# :(



## pooka dotted (Jan 5, 2011)

Well...I knew this day was coming... and I tried to prepare for it... but they're gone  Yep, all the babies got homes. The runt was the last one left and my mom felt bad for the poor dear. (she has 3 runts in the family, now 4) so she ran around like a mad man on the last day I was there to set up everything, and was really insistent she give the little one a home. Now from 6 hedgies, i'm down to two and I have the "empty nest" syndrome


----------



## abrowndog (Nov 26, 2010)

Awww....hugs to you.


----------



## Immortalia (Jan 24, 2009)

Gah! I saw the  and thought something happened to the babies and I dreaded opening the thread!!!!!!! :evil: 

*hugs*

And you can always start going on craigslist and kijiji to find more unfortunate hogs to give homes too!!!!!! You know you wanna!!!


----------



## PJM (May 7, 2010)

I'm sorry. Can't imagine how difficult it must have been. But at least you've made 4 people very happy.  
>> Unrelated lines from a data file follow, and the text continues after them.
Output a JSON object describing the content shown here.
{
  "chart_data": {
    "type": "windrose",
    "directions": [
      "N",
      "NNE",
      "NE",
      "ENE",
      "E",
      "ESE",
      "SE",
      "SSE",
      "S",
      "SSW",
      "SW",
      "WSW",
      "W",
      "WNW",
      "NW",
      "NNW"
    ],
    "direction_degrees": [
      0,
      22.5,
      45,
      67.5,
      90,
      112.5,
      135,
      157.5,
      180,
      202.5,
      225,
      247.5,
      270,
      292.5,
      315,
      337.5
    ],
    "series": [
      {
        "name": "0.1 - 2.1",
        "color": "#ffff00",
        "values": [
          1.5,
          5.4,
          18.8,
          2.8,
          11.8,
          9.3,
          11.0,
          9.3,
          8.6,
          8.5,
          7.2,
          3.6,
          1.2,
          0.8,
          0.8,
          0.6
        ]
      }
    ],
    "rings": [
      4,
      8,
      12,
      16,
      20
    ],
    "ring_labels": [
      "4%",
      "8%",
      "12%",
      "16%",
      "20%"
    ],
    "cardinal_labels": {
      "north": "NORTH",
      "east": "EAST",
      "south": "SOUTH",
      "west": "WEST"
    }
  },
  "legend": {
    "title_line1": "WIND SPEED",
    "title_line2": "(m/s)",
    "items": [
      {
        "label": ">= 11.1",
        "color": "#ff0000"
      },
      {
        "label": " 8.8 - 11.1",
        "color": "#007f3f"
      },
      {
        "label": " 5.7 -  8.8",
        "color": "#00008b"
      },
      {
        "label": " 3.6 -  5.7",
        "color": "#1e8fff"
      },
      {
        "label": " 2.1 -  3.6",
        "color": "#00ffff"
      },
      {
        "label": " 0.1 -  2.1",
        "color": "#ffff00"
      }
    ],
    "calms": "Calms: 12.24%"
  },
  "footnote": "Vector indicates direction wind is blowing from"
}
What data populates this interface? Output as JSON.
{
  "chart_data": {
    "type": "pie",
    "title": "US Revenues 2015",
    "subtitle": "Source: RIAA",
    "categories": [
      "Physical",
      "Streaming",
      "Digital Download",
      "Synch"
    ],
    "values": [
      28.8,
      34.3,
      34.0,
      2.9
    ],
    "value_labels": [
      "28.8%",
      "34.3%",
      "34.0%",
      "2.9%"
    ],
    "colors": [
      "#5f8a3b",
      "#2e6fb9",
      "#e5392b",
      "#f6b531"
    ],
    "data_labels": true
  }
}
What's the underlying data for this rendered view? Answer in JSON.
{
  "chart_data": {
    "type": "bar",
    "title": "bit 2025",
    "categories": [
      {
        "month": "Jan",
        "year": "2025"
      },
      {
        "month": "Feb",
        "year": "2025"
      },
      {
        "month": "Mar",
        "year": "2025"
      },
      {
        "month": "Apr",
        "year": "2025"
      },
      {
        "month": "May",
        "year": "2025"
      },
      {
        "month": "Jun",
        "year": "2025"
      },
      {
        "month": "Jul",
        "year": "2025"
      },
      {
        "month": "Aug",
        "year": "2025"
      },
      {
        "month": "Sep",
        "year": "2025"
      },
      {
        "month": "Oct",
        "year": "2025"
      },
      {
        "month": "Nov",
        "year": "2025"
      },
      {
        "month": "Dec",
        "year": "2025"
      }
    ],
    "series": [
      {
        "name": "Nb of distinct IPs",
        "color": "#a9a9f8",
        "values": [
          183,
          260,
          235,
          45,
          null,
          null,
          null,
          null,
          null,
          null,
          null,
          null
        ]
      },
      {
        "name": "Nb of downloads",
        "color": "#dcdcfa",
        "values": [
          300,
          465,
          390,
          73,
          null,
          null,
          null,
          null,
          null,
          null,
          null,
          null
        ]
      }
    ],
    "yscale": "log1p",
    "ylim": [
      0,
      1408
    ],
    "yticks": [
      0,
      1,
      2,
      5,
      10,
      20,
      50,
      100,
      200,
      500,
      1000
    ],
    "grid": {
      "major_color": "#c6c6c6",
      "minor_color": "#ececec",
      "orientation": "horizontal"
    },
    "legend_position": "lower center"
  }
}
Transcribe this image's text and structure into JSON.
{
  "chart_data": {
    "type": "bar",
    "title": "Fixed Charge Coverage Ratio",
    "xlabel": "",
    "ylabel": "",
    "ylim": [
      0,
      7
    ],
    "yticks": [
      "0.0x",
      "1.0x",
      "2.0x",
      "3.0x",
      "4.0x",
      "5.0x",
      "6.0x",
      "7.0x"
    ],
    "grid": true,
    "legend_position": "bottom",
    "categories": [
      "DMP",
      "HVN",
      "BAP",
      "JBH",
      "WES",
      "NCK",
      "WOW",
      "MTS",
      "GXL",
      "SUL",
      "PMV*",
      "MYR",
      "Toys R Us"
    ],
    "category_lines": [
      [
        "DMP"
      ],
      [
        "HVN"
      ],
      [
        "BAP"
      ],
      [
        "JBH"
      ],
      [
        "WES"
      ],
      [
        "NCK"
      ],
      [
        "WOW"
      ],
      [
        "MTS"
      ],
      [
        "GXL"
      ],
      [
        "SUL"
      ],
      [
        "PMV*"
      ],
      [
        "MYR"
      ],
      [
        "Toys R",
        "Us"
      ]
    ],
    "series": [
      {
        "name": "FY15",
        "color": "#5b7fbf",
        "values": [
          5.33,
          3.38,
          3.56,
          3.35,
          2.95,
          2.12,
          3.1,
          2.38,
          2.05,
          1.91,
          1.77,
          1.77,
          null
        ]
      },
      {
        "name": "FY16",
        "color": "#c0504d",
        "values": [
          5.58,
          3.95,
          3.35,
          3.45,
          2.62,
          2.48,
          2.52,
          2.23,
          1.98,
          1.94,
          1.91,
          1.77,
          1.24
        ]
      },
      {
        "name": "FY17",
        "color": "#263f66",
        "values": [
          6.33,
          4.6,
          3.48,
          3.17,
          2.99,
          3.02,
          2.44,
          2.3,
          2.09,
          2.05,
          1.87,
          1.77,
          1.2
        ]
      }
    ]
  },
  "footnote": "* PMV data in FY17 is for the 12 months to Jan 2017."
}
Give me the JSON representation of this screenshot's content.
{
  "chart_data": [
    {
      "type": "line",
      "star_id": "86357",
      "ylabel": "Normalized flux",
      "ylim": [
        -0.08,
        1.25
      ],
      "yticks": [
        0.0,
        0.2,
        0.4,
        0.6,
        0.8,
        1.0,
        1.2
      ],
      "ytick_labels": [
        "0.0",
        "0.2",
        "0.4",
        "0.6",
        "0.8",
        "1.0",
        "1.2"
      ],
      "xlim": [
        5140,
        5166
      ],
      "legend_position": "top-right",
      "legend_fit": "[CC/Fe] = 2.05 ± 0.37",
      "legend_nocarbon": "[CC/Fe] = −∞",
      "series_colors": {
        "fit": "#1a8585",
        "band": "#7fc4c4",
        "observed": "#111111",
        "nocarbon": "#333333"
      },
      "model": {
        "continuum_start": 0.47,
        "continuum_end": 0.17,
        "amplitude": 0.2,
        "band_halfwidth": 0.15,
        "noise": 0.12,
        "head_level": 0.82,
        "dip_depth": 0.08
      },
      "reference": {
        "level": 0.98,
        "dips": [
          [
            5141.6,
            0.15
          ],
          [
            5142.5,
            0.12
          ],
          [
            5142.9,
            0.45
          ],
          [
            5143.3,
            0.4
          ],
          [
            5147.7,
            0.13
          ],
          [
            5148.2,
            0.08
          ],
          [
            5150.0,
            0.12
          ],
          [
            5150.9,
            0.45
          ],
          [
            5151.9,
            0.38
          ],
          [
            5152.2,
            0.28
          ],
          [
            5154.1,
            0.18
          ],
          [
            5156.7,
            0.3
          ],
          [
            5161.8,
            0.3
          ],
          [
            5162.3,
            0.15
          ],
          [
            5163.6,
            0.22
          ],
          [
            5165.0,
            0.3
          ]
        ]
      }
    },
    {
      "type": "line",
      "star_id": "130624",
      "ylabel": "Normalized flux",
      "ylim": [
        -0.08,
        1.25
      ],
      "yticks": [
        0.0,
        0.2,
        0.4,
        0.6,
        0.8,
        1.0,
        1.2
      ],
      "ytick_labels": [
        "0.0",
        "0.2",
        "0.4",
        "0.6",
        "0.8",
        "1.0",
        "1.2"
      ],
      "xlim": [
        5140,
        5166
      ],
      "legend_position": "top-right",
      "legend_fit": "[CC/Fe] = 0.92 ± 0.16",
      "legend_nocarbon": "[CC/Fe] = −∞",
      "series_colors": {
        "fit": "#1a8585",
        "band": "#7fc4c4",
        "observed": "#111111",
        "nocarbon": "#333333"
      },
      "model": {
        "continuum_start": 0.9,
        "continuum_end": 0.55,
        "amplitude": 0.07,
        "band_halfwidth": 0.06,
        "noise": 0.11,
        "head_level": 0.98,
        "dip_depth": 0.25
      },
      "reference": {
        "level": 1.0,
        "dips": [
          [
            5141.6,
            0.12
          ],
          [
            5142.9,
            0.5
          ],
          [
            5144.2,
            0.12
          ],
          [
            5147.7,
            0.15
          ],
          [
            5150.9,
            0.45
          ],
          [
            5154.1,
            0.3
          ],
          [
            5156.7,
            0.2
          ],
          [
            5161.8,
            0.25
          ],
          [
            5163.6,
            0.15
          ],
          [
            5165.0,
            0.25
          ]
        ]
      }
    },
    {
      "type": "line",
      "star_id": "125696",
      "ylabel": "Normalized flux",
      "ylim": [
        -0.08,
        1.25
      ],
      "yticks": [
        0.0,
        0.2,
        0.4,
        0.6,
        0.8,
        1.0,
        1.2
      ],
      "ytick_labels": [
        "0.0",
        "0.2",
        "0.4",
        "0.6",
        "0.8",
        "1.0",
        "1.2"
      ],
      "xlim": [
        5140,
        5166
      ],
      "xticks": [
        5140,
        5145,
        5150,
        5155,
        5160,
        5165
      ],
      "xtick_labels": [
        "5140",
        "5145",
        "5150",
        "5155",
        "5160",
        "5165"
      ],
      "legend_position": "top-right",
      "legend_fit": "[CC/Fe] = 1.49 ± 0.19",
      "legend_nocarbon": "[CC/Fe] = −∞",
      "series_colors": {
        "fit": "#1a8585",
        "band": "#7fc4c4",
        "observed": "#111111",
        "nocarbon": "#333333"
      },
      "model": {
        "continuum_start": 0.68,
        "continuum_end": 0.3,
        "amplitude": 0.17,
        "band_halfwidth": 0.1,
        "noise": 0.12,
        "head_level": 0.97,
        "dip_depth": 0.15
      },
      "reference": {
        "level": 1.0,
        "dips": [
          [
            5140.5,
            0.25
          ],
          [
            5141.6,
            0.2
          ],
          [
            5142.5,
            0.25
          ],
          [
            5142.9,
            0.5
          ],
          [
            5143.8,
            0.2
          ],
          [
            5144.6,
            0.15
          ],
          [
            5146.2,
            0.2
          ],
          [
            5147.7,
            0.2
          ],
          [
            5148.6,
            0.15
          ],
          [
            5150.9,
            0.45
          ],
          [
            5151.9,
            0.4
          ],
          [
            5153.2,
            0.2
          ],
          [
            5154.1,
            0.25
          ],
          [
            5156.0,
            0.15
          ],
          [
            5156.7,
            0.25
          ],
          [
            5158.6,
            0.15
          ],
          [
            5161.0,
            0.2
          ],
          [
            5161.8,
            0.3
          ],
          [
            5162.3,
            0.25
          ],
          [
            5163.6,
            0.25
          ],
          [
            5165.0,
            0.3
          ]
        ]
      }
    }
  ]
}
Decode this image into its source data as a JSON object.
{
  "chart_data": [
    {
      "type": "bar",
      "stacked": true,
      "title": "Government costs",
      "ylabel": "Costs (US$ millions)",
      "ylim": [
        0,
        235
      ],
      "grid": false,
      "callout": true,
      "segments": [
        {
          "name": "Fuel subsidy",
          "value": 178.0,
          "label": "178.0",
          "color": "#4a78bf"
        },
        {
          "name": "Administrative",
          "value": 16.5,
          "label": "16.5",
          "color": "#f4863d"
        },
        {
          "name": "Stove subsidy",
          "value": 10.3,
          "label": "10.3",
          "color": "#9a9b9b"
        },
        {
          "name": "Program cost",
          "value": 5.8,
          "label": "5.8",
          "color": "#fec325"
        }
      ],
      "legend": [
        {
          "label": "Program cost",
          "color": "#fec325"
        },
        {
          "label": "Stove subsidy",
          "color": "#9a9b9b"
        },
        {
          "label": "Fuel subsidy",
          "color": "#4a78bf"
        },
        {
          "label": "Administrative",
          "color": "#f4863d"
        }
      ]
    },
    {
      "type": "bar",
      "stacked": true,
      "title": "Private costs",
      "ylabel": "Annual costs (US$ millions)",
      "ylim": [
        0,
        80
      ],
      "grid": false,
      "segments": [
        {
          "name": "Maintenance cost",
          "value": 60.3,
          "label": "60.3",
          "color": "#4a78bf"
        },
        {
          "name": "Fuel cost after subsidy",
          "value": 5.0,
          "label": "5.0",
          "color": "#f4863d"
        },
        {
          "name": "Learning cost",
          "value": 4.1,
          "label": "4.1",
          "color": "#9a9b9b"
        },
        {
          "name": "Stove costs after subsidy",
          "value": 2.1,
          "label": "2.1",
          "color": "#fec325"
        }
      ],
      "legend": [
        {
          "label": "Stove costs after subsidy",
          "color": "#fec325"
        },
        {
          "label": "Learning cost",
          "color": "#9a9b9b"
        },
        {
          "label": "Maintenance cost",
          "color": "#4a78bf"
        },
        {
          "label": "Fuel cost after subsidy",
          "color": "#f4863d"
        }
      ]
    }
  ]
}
And think of all the time you'll have on your hands now! You want to help me paint? :lol: 

Hopefully someone else will have babies & will share lots of pictures. The nice thing about "other peoples babies" is that there's a never-ending supply of them. I'm proud of you! You did a great job. Now go relax for a minute.


----------



## MissC (Nov 15, 2010)

I am so sad for you.


----------



## Quilled1 (Dec 29, 2010)

It was wonderful while it lasted and I'm so grateful you shared it with us.  
I'm sure it was a great experience.


----------



## tie-dye hedgie (Dec 19, 2009)

Yes, thank you for sharing all of those wonderful pictures and stories with us. Even though they are with their new home you can try and do what Immortalia said about Kijiji or craigslist.


----------